La iglesia neogótica de Sloten es otra joya que resiste la modernidad con tesón. En lugar de convertirse en alguna galería de arte vanguardista, aquí se celebran misas y bodas, como en los buenos viejos tiempos. No necesitamos que todos los edificios conserven su fachada mientras cambian de alma; eso es conformismo. Debemos celebrar que hay lugares que conservan su propósito original.
Hagamos una parada para hablar de las excursiones en bote que se ofrecen en la zona. Mientras que en otros lugares de Ámsterdam estas excursiones han sido absorbidas por el ruido y las fiestas salvajes, en Sloten tomar un bote es poco menos que un museo al aire libre. El silencio y la tranquilidad ayudan a recordar un tiempo donde la vida era simple y no una carrera sin rumbo hacia la última tendencia o causa social absurda.
Los amantes de la historia encontrarán en el Museo Kuiperij otro motivo para enamorarse de Sloten. Este pequeño museo de tonelería es una oda a las tradiciones que no se han dejado vencer por la cultura del "descartable". En un mundo donde todo parece diseñado para ser usado y tirado, aquí abunda la durabilidad y el respeto por el trabajo bien hecho. La ideología de "todo vale" no tiene cabida aquí.

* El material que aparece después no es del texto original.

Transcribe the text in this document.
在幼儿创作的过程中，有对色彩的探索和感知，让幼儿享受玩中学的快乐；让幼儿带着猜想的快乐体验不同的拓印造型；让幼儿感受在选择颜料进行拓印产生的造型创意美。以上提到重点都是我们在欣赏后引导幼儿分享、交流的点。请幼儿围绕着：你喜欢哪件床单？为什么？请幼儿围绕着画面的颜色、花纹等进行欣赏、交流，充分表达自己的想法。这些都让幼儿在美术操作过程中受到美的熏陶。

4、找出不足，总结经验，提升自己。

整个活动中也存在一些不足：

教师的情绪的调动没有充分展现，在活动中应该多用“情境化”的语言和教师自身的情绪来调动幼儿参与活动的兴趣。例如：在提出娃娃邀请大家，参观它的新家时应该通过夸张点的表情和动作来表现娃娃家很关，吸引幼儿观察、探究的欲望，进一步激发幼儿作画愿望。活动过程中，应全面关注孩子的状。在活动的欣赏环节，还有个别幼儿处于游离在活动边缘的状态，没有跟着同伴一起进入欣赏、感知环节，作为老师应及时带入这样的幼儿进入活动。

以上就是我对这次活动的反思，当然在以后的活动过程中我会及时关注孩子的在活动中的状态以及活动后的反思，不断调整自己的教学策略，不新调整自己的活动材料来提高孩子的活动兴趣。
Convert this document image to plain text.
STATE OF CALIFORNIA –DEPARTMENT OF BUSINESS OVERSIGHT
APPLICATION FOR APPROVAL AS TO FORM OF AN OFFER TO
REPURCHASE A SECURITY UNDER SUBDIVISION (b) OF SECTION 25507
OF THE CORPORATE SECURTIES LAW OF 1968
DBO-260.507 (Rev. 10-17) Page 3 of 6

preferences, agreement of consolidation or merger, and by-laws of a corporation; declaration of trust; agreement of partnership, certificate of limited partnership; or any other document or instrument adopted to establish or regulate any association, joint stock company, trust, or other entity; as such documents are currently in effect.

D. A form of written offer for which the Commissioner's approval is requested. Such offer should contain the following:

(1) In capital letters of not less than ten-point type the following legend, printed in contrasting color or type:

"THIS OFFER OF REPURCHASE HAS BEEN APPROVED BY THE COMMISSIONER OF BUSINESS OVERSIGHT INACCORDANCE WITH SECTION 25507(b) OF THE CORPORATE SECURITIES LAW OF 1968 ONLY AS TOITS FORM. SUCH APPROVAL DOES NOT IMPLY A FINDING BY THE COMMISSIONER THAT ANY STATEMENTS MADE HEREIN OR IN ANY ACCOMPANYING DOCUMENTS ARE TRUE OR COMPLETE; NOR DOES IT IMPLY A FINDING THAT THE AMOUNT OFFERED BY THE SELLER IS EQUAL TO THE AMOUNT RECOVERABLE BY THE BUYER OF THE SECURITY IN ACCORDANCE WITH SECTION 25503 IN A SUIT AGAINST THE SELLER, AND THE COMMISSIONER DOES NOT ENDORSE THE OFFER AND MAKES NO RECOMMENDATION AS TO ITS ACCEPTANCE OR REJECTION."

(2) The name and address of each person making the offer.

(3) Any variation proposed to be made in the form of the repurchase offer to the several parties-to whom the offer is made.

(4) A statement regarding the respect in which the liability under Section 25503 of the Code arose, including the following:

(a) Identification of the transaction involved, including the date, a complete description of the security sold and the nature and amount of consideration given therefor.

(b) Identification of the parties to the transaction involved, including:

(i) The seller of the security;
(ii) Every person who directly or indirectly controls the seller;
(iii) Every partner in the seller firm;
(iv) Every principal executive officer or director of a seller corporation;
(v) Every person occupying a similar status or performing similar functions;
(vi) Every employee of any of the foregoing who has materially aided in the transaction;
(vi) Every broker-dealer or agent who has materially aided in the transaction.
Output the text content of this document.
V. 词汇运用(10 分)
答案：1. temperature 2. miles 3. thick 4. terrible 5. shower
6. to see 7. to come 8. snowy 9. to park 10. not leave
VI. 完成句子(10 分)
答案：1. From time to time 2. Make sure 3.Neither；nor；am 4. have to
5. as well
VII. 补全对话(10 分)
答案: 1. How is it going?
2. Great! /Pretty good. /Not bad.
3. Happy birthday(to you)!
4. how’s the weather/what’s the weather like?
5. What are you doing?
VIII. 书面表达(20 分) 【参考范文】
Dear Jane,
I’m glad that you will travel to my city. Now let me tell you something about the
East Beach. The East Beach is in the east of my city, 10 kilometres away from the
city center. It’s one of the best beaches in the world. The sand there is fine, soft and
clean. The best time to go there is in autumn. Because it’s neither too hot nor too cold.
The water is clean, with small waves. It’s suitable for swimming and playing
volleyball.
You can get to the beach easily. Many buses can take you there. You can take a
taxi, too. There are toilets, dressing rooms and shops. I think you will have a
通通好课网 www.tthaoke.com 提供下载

En Sloten, los niños todavía juegan al aire libre sin que los padres vivan en un permanente estado de ansiedad sobre su seguridad. La convivencia entre vecinos es auténtica, libre de aplicaciones móviles que lo intentan "facilitar" todo. Aquí no se trocean los valores familiares en pos de una supuesta libertad que no es más que la esclavitud de lo inmediato.
Si nos adentramos en cuestiones gastronómicas, Sloten no escapa al deleite que es la gastronomía holandesa de buen gusto. Encontrarás cafeterías familiares donde los lattes no llevan nombres en inglés y las tortas caseras son realmente caseras. Aquí puedes disfrutar sin preocuparte por las calorías que promulga la culpa hipocalórica actual.
La integración de lo tradicional con lo moderno es un equilibrio perfecto que no implica sacrificar un legado por el capricho del momento. Un paseo por Sloten fácilmente puede servir de recordatorio de que no todo lo "nuevo" es bueno y que en la conservación del pasado hay una fuente de identidad poderosa, algo que más de un liberal podría tachar de "anticuado".
La pequeña Venecia del norte, como algunos gustan llamarlo, es una prueba de que preservar nuestro patrimonio histórico no equivale a cerrarse a evolución, sino más bien a definir los términos de esa evolución. No necesitamos enterrar las riquezas del pasado en el altar de la innovación mal entendida.
Sloten te invita a detenerte, a respirar, y a recordar que nuestra cultura y nuestras raíces valen la pena ser vividas a paso ralentizado. Cada calle, cada ladrillo te cuentan una historia de una Ámsterdam que se conserva, y todo se siente más auténtico, más real. Es un modelo de lo que el futuro podría aprender del pasado.